This Saturday, a fellow blogger posed this question to his readership but, because I don’t have a paid subscription with his blog, I need to post my response here. I don’t wish to offend anyone, so I will be agreeing with everything and I will be disagreeing with everything, and, that way, everyone ought to be happy with at least some part of what follows.
The Republican party is currently selecting a candidate to stand for the presidency in an election that will be held on 5 November (the same day that Britain will set off fireworks to celebrate the crushing of an undemocratic attempt by democrats, who wanted equal treatment of Catholics and Protestants, to blow up England’s undemocratic parliament and king).
Putting up a candidate in an election is part of the democratic system. Therefore, selecting a candidate for an election should not constitute enmity towards democracy.
But, if one takes the view that the Republican party is selecting the wrong candidate for the presidency, one who, despite participating in the democratic process, is himself deemed an undemocratic person (whatever that is), then that itself could be viewed as constituting an undemocratic thing. After all, a political party can select the candidate it wishes. It cannot be that the Democratic party considers that candidates for the Republican party require the approval of the Democratic party. That would not be democratic.
The process is this: candidates stand for election and then the populace decides which one they want to govern them. If the populace choose the wrong candidate, and this has been known to happen in past elections in some places, and that wrongness was manifested prior to the election, then it is to be assumed that the populace wanted that wrongness. If the wrongness manifests itself after the election, then there is an impeachment procedure. The fact that the US devolves to the people the job of electing a president and devolves to the members of Congress the job of impeaching a president is unfortunate, but there you are. No democracy is perfect.
One would like to think that the Democratic party’s candidate would be approved by the Republican party, if the Democratic party believes that the Republican candidate needs to be approved by it. There is very little in the way of approval of Mr Biden coming from Republican quarters. Just as little as there is approval of Mr Trump and/or Mrs Haley from Democratic quarters.
Normally, this kind of sparring should focus on matters of policy and track record. But it is surprising to find that the main discussion this year circles around neither, but rather around whether one or the other party, or their candidates, is or is not democratic and the mere fact of their participating in an election process in which they, and any other candidate (like Mr Ross) must adhere to certain rules (and manifestly have done so to date, otherwise the due processes of law would have corrected matters), is prima facie evidence of their being democratic. Each as much as the other.
Mr Nixon, in his time, coined the infamous phrase If the president does it, it’s not illegal and it can be that, in that, he was right. The question of the legality or otherwise of things that a US president does is neither here nor there. It is trite to say that all presidents do things that are illegal but for the fact that they are done by the president. Mr Nixon was indeed right.
The question is rather the sustainability and tolerability of what the president does, and that will always be the test. For democracy is an illusion, since it has never proved its veracity, either in terms of the election process or in terms of the processes of government: it is a means by which the undemocratic seek to exercise their ill-gotten influence whilst giving a superficial impression of having the people’s best interests at heart. The test of democracy therefore is not the democratic process but the extent to which the populace is prepared to tolerate the unsustainability of their rulers’ laws and decisions.

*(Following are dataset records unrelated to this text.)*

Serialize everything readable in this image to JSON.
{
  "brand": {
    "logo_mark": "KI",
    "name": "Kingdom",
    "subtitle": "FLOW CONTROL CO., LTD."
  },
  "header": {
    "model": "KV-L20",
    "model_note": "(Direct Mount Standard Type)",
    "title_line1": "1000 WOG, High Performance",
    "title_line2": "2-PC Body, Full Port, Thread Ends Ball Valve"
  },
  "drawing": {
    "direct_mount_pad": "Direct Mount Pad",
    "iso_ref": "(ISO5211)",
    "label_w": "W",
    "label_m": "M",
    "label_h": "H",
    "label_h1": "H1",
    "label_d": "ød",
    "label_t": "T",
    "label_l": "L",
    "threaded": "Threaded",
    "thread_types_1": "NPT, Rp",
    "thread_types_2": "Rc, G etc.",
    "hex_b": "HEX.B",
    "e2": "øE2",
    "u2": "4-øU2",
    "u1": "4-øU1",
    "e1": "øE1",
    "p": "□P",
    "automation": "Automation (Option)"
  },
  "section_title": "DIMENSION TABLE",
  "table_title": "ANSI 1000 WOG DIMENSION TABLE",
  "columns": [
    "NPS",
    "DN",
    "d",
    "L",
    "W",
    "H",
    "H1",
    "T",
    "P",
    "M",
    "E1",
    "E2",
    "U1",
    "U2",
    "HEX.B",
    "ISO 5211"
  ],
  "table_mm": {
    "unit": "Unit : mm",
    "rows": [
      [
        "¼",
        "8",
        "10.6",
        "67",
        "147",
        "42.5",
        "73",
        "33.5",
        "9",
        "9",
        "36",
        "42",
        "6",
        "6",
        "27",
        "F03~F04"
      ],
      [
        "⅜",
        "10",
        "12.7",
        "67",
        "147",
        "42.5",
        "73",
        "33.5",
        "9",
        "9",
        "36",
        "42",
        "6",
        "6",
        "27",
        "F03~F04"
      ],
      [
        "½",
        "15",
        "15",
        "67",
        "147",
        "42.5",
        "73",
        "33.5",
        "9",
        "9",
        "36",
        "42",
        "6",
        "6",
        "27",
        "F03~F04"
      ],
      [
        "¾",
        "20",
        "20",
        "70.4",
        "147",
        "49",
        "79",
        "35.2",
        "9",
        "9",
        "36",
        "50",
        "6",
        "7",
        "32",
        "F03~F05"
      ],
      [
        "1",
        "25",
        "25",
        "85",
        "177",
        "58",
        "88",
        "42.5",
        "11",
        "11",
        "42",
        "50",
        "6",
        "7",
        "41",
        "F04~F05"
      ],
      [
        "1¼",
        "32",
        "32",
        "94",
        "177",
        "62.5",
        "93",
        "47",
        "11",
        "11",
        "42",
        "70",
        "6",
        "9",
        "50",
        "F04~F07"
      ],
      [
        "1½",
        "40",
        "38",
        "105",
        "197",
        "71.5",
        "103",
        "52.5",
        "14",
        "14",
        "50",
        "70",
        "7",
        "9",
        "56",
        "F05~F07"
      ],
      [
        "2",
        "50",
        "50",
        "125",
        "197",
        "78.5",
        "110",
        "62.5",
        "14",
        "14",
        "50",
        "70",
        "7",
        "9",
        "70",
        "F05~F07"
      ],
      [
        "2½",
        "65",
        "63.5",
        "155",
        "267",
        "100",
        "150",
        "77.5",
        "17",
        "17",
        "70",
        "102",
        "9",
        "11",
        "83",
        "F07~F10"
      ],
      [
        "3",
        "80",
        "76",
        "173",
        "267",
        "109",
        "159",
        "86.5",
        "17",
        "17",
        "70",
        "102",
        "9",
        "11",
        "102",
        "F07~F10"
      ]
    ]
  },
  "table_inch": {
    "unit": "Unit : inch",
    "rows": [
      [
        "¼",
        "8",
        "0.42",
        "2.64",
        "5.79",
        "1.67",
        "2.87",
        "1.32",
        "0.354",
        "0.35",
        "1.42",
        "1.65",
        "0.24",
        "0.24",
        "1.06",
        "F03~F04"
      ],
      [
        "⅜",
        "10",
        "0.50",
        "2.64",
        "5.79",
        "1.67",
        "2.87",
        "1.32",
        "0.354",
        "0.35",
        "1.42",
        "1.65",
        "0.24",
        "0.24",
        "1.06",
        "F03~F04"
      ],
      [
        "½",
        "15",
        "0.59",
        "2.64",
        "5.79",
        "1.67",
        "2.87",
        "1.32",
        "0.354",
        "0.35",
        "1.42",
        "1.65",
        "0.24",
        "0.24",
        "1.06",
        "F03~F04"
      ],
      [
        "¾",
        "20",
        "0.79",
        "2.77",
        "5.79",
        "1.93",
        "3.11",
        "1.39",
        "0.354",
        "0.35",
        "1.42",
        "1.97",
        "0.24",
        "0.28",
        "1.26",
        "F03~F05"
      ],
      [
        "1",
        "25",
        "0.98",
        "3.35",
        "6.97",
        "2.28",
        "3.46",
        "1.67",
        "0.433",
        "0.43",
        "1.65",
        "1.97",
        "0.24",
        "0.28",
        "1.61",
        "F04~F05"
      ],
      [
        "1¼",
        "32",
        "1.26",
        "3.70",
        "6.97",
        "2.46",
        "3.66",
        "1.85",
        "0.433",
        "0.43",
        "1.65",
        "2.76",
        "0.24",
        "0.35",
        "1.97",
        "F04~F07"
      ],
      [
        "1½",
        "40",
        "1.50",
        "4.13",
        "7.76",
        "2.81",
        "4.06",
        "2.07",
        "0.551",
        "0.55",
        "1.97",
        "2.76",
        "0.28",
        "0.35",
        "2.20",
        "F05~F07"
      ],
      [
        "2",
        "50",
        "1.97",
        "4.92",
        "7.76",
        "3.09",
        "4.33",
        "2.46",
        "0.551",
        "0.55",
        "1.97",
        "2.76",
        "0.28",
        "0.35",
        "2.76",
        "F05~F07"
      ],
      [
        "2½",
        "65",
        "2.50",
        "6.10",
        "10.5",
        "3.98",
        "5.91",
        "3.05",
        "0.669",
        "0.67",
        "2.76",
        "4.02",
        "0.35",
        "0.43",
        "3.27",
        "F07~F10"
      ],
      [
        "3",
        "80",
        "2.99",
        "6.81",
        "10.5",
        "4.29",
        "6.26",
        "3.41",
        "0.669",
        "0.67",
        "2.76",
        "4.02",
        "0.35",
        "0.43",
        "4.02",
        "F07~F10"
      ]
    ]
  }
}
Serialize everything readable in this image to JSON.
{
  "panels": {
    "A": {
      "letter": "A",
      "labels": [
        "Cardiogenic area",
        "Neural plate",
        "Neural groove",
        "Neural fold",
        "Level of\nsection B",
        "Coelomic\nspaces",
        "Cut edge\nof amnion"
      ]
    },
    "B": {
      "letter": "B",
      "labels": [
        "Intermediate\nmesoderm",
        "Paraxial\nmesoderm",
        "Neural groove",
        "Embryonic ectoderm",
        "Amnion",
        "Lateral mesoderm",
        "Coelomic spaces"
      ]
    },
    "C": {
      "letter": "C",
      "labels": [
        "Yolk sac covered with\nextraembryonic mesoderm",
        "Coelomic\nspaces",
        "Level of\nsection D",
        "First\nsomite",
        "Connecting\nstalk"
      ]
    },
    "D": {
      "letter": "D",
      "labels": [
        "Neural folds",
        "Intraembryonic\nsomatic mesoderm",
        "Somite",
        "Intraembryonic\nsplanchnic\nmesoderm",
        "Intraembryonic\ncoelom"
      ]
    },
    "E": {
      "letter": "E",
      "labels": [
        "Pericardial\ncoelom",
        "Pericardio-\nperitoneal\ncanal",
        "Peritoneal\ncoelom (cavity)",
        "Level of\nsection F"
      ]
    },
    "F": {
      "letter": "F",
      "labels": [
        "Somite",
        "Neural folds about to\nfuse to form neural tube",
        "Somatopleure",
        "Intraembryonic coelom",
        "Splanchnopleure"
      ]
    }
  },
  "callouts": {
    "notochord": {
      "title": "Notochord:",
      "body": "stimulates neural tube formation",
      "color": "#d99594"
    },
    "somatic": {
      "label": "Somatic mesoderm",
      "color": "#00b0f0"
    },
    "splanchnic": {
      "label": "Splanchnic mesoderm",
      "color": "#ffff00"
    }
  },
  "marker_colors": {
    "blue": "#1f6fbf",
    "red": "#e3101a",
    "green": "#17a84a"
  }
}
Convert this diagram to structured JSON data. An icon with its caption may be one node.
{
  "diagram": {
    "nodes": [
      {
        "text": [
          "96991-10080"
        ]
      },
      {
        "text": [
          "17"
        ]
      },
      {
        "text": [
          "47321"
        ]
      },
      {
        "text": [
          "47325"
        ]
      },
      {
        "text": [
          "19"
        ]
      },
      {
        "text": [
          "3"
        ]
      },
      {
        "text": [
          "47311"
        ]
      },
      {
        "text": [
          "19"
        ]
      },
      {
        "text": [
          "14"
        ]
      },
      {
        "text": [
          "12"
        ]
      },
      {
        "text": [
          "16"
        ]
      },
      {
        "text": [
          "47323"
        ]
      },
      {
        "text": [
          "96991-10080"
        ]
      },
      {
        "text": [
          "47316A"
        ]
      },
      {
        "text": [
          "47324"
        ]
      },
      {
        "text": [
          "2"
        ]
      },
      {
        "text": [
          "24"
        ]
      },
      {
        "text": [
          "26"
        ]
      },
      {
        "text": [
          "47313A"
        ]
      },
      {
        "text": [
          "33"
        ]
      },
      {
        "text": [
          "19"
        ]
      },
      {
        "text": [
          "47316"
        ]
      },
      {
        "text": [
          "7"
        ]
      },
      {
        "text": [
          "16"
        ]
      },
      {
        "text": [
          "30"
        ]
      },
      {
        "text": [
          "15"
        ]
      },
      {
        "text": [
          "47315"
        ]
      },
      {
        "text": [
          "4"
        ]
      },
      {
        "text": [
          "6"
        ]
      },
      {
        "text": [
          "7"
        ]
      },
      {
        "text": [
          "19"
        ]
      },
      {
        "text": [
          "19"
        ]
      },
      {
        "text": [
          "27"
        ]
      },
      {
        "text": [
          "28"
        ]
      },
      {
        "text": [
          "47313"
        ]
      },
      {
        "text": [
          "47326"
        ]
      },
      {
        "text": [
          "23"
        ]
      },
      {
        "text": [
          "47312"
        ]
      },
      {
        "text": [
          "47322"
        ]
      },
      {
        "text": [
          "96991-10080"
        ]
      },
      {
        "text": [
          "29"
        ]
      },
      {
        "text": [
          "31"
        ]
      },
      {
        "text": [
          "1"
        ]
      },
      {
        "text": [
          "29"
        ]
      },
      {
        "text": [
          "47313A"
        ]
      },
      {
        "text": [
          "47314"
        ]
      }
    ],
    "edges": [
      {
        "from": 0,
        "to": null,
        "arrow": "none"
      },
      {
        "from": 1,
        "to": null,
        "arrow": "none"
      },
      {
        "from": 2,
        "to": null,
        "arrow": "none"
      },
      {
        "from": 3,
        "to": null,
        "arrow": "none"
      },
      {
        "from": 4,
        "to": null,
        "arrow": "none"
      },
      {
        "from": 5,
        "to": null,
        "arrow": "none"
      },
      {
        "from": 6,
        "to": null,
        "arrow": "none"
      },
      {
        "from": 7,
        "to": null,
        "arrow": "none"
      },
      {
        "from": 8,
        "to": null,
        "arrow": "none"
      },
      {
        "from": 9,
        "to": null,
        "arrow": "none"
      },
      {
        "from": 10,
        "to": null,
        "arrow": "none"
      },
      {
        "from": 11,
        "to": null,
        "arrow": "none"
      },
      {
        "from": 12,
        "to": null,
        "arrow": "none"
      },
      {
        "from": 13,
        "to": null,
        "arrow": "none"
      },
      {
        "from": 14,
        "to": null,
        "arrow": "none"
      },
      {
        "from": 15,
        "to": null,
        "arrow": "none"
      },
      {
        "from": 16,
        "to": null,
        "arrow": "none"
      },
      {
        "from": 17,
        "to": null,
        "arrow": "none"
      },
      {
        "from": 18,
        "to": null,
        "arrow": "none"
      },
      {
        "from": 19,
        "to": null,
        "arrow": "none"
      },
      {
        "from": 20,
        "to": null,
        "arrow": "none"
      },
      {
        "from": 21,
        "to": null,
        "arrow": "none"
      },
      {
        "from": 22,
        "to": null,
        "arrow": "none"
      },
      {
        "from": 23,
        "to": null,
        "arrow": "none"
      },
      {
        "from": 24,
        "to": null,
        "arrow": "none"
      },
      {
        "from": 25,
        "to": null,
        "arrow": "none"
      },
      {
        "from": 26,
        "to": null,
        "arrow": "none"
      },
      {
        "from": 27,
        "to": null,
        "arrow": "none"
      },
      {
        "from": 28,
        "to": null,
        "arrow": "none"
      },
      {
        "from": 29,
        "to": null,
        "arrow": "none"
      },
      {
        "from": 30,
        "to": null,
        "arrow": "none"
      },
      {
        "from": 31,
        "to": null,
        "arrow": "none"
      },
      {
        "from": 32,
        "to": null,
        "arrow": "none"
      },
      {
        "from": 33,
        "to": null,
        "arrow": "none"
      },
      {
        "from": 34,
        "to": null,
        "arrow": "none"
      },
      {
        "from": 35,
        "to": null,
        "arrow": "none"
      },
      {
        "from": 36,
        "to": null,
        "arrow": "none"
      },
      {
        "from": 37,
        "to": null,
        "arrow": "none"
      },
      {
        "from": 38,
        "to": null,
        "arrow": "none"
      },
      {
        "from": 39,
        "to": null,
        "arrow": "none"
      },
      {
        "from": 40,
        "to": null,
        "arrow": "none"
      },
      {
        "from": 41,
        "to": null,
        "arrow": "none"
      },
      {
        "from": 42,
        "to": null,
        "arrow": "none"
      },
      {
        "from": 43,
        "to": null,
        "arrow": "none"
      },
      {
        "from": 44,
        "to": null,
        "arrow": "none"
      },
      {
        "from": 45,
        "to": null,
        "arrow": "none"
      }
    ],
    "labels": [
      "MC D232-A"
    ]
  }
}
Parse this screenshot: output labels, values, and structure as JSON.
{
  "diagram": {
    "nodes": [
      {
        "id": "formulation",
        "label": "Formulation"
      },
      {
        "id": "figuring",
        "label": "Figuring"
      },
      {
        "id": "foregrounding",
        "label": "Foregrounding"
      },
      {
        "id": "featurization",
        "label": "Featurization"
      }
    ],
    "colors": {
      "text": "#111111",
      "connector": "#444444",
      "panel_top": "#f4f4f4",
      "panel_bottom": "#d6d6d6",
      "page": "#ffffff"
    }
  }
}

Their tolerance is communicated via their Congresspeople in procedures such as impeachment and via the Electoral College in procedures such as elections. They can manifest their intolerance in one other, democratic manner: their voice. They can write, they can protest and they can clamour. But these are means that are clamped down upon by supposedly democratic institutions. Those who write their views in fora such as X or Facebook find their views smothered. Those who wish to take to the streets, such as to support particular political movements, find themselves the object of police repression. Even those who wish to ask for alms may be gunned down in the street in some democratic jurisdictions. Those who wish to join together to improve their employment conditions find themselves manipulated against, again, under the rules of democracy. Those who want a fair wage must skimp so that the wealthy can profit, all in a democratic environment.
When the machinery of democracy is vaunted as being a holy grail despite the undemocratic manner in which it operates in terms of how the populace can vote, the oversight they have of their representatives, the manner in which they can make their voice heard, the rights they have vis-Ã -vis those who police them, this all tends to undermine, not democracy, but the faith that the people place in that which is labelled as democracy. And, when that is undermined, when reliance on the machinery of democracy has crumbled to the point at which fighting for its survival is viewed as futile, it is not unnatural that the populace, or significant parts thereof, would abandon any call to assemble under its banner.
The Democrats might vaunt the fact that they treat Blacks equally along with whites. But they don’t. Or the fact that they want to treat gays equally along with straights. But they don’t. Or that they want to treat Jews equally along with Muslims. But they don’t. Or that they want to treat women equally along with men. But they don’t. Or that they want to treat workers equally along with employers. But they don’t. The Democrats do not want to treat any one of these groups equally along with any one of the rest. And nor do the Republicans.
If you want to save democracy, whoever you are, you first need to create a democracy worthy of the name.